Su propio afán
Enrique García-Máiquez
Ramón Castro Thomas
De poco un todo
Urge revisar el tópico que identifica los regalos de Navidad con un consumismo desbocado que, encubierto en los buenos sentimientos del momento, se dedica a lo suyo, adulterando el verdadero espíritu de las fiestas. Pero no: los regalos son parte fundamental de las navidades hasta el punto de que la misma Navidad es, en sí misma, el regalo por antonomasia. Tenemos el resto del año para meternos con el consumismo sin parar, que también se consume, y con menos fuste.

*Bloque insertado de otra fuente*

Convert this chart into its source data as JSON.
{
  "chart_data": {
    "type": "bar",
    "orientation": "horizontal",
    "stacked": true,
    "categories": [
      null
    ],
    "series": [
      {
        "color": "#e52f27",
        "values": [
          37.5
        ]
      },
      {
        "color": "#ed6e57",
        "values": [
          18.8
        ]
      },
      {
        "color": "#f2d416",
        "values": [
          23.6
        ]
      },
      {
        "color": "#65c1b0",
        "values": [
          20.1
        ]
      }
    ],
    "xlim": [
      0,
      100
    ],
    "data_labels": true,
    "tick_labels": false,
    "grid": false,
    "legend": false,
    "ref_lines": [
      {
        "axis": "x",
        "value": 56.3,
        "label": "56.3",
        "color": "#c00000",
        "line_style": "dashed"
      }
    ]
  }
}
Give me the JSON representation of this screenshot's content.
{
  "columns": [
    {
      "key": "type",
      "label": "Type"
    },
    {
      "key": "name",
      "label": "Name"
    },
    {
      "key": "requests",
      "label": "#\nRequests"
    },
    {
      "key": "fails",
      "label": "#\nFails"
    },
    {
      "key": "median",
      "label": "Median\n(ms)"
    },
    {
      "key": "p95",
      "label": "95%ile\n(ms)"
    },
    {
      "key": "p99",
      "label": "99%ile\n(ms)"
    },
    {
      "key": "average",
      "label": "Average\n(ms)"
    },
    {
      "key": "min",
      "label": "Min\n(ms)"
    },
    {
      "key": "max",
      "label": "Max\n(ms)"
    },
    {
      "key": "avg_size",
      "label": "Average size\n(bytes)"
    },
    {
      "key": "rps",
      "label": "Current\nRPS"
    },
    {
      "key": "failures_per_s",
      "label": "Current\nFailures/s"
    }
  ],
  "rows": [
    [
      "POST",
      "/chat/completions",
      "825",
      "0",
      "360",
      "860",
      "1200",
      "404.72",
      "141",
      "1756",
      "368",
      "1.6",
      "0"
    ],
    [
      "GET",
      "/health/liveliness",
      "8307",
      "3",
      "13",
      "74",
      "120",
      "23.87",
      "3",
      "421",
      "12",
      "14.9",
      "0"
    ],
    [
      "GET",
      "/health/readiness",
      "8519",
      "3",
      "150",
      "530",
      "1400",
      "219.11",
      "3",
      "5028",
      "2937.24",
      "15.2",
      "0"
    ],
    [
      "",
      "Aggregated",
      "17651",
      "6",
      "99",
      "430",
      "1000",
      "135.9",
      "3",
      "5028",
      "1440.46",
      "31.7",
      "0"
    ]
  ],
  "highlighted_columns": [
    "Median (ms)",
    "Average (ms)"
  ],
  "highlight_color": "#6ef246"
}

Los regalos navideños consiguen vestir de luces y de villancicos los centros, tanto comerciales como de nuestros pueblos y ciudades. Los escaparates, como franquicias de la estrella de Navidad, se encienden nada más comenzar el Adviento y nos anuncian a todo vatio los grandes días que vienen. ¡Bien por ellos, tan apostólicos! Gracias al marketing, también suenan en todos los rincones los villancicos tradicionales, arre, arre, arre.
Las compras, además, no serán masivas este año. Ya pueden ser blancas las navidades, porque sin blanca serán, seguro. A cambio, con la crisis, las compras escasas resultarán mucho más necesarias. No sólo por caridad con los comerciantes, que se la merecen. Serán necesarias, sobre todo, porque se ha comprado mucho menos a lo largo del año. Esta vez no habrá que romperse tanto la cabeza ni exprimir la imaginación para dar con un regalo ilusionante. Son muchas las cosas de las que nos hemos privado. Este año los Reyes serán más magos y más felices.
El sentido cristiano de las compras y de las luces y músicas que las anuncian no se limita sólo a las fechas en que suceden ni a lo que simbolizan. Hacer regalos es negarse a uno mismo para servir al prójimo o a la prójima. Negarse, a veces, hasta extremos heroicos o, mejor dicho, martiriales. Una tarde de ocio y paz, que cada vez son menos, de lectura apacible, por ejemplo, se convierte en un laberinto de tiendas en busca de unos regalos que a uno, además, no han de gustarle especialmente, porque a quien tienen que gustar es a otra persona. Luego, si ha habido suerte, uno carga como un camello con las bolsas. A eso hay que sumar siempre el miedo (bastante fundado) a no acertar.
En realidad, esta costumbre de regalarnos en Navidad, tan tontamente criticada por el tópico, hunde sus raíces en la historia. La tradición quiere que los pastores hicieran regalos suculentos al Niño Jesús, tales como quesos, jamones y, sin ninguna duda, pan y vino. Consta que los Magos, que disponían de recursos para ser más espléndidos, le llevaron al Niño unos ricos presentes, concretamente oro, incienso y mirra, guardados en cofres que suponemos preciosos. Hacemos bien, por tanto, y este año más que nunca, en sumarnos a tan sana costumbre antiquísima. Aunque ahora nos toque padecer las inclemencias y las incertidumbres de un camino que serpentea por las desconcertantes tiendas. ¡Ya vienen los Reyes, por los comerciales!